Accès aux adresses personnelles de copropriétaires par le conseil syndical
Auteur :
François Jolivet
— Horizons & Indépendants
(Indre · 1ᵉ circ.)
Ministère interrogé : Ministère de la justice
Ministère attributaire : Ministère de la justice
Rubrique : copropriété
Date de la question : 2025-02-11
Date de la réponse : 2025-08-26
(196 jours)
Texte de la question
M. François Jolivet attire l'attention de M. le ministre d'État, garde des sceaux, ministre de la justice, sur les difficultés de certains conseils syndicaux de copropriété pour obtenir les adresses physiques des copropriétaires auprès de leurs syndics de copropriété. Peut-on opposer le règlement général sur la protection des données - RGPD - à un président de conseil syndical alors qu'il souhaite convoquer une assemblée générale pour mettre fin aux fonctions du syndic ? Les informations demandées sont les noms des copropriétaires, leurs adresses physiques ainsi que leurs adresses dématérialisées. Il souhaiterait donc connaître les limites de la confidentialité dans l'accès à ces données.
Réponse ministérielle
Les noms des copropriétaires, leurs adresses physiques ainsi que leurs adresses dématérialisées sont des données personnelles.
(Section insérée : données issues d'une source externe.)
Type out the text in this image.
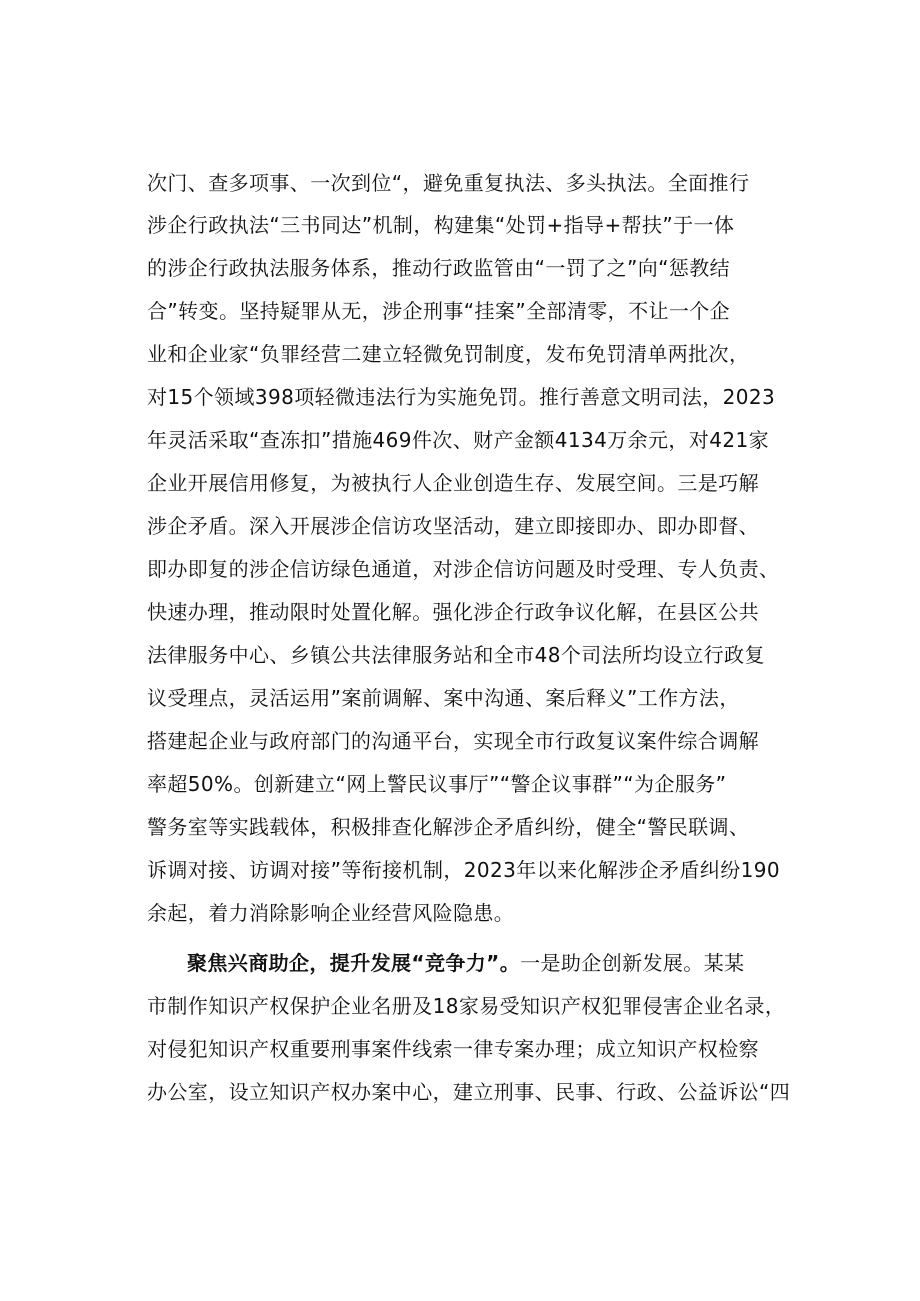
次门、查多项事、一次到位“，避免重复执法、多头执法。全面推行
涉企行政执法“三书同达”机制，构建集“处罚+指导+帮扶”于一体
的涉企行政执法服务体系，推动行政监管由“一罚了之”向“惩教结
合”转变。坚持疑罪从无，涉企刑事“挂案”全部清零，不让一个企
业和企业家“负罪经营二建立轻微免罚制度，发布免罚清单两批次，
对15个领域398项轻微违法行为实施免罚。推行善意文明司法，2023
年灵活采取“查冻扣”措施469件次、财产金额4134万余元，对421家
企业开展信用修复，为被执行人企业创造生存、发展空间。三是巧解
涉企矛盾。深入开展涉企信访攻坚活动，建立即接即办、即办即督、
即办即复的涉企信访绿色通道，对涉企信访问题及时受理、专人负责、
快速办理，推动限时处置化解。强化涉企行政争议化解，在县区公共
法律服务中心、乡镇公共法律服务站和全市48个司法所均设立行政复
议受理点，灵活运用”案前调解、案中沟通、案后释义”工作方法，
搭建起企业与政府部门的沟通平台，实现全市行政复议案件综合调解
率超50%。创新建立“网上警民议事厅”“警企议事群”“为企服务”
警务室等实践载体，积极排查化解涉企矛盾纠纷，健全“警民联调、
诉调对接、访调对接”等衔接机制，2023年以来化解涉企矛盾纠纷190
余起，着力消除影响企业经营风险隐患。
聚焦兴商助企，提升发展“竞争力”。一是助企创新发展。某某
市制作知识产权保护企业名册及18家易受知识产权犯罪侵害企业名录，
对侵犯知识产权重要刑事案件线索一律专案办理；成立知识产权检察
办公室，设立知识产权办案中心，建立刑事、民事、行政、公益诉讼“四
En tant que telles, leur traitement doit s'effectuer conformément au règlement général sur la protection des données (RGPD). Pour autant, le RGPD n'interdit pas le traitement de ces données, il l'encadre en l'entourant de conditions et de garanties. Ainsi, pour ce qui concerne la gestion et l'administration de la copropriété par un conseil syndical de copropriété, le syndic comme le conseil syndical doivent s'assurer que les traitements de ces données sont licites. Comme le rappelle la CNIL, dans le cadre de ses fonctions, le syndic doit transmettre au conseil syndical, lorsqu'il le lui demande, tout document relatif à l'administration de la copropriété (article 21 de la loi du 10 juillet 1965). Comme il s'agit d'une obligation légale, le syndic ne peut pas s'y soustraire, en particulier si l'objet de la demande est de convoquer une assemblée générale. Cette communication n'est pas, en elle-même, contraire au règlement général sur la protection des données (RGPD). En outre, lorsque le syndic communique des documents aux membres du conseil syndical, il lui est recommandé de leur rappeler la nécessité de respecter la confidentialité des informations transmises dans le cadre de leurs fonctions. Par conséquent, pour autant que le traitement s'opère dans le cadre des fonctions du conseil syndical, un refus général de communiquer ces données, fondé sur le RGPD, n'apparaît pas justifié dès lors que les droits des personnes concernées sont mis en œuvre, en particulier leur droit d'information et d'opposition au traitement.